You know something is going on when UPS and the Teamsters are on the same side in a fight.
On the other side of the dispute is FedEx, making a lot of noise about “bailouts” and “special interest” legislation. FedEx has spent $21 million lobbying against a provision working its way through Congress that would reclassify FedEx truck drivers as non-airline employees, opening the door for the Teamsters to organize them, and ending a competitive advantage FedEx enjoys over rival UPS.
“It really boils down to this: When you receive a delivery from a FedEx driver, it’s not a pilot, it’s a driver,” said Ken Hall, director of the Teamsters’ delivery-truck drivers unit.
“This legislation was written by UPS, for UPS, and benefits only UPS,” countered Maury Lane, Fedex’ director of corporate communications. Their aversion to special-interest bailouts depends on the situation; the current law protecting FedEx from the unions was slipped into a must-pass aviation bill in 1996.
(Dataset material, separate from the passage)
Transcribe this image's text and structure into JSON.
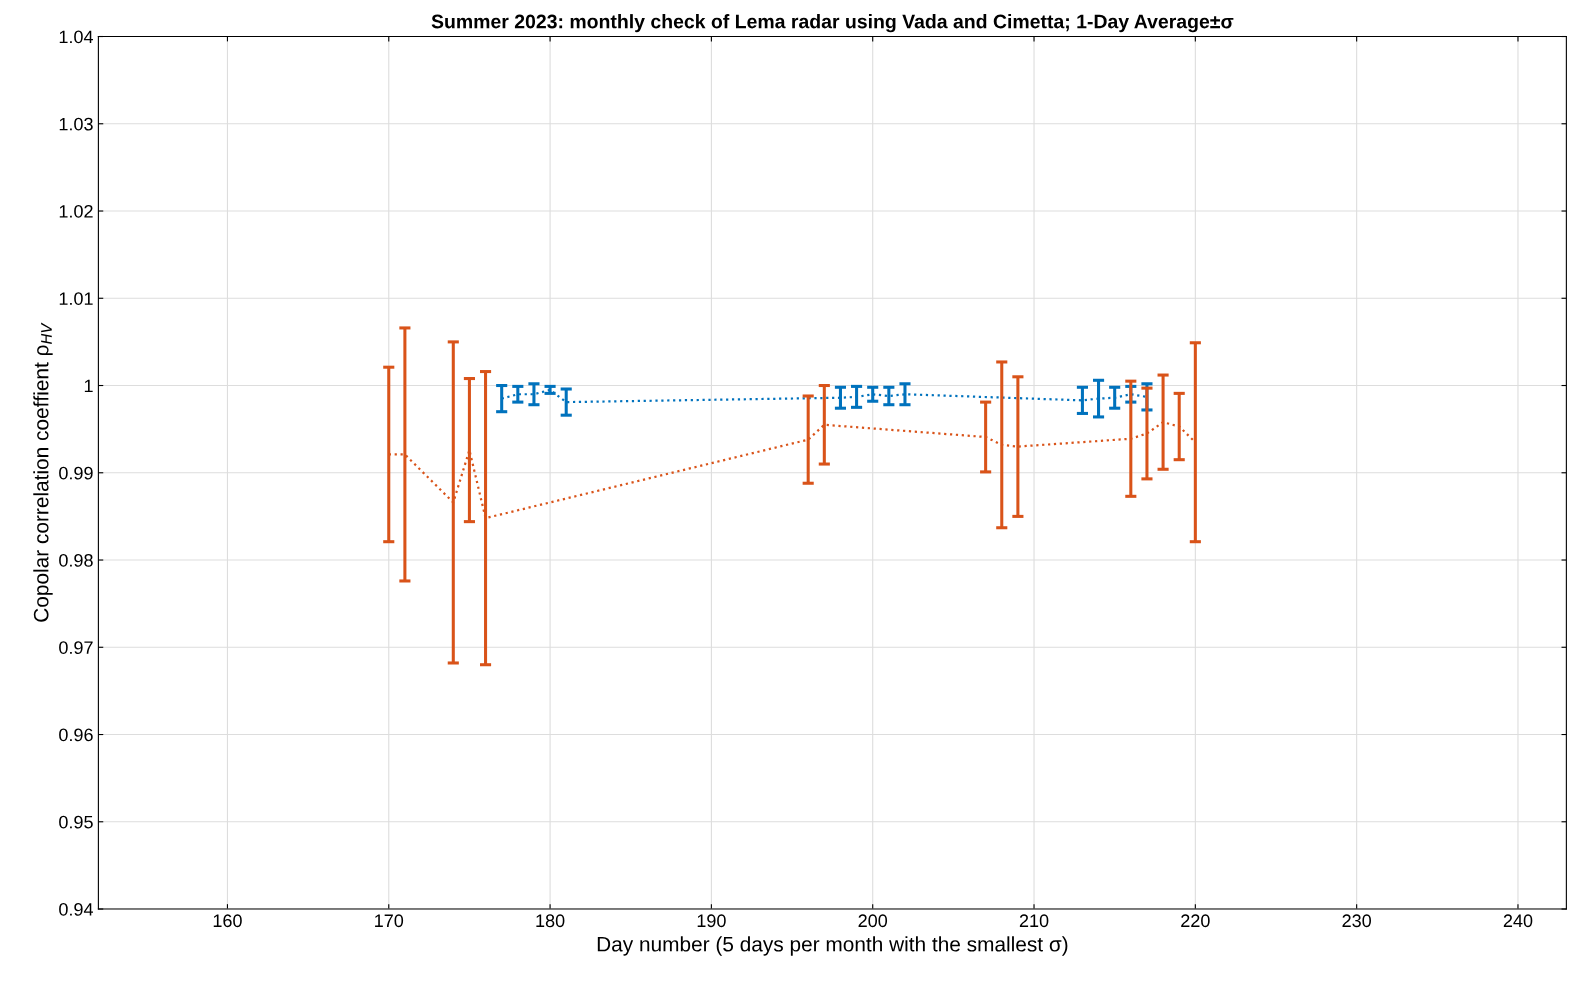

Brown has not been shy about spreading around the green, either – together with the Teamsters, UPS has put over $11 million into lobbying efforts, and delivered another $3 million in campaign contributions.
All those dollars funneled to Washington, of course, are your money, if you are a small package shipper. The most FedEx and UPS customers can hope for is that the two giants keep each other honest to some degree. The U.S. parcel delivery market, ever since DHL exited it, has been a “duopoly,” and the only thing worse than a duopoly is…a monopoly.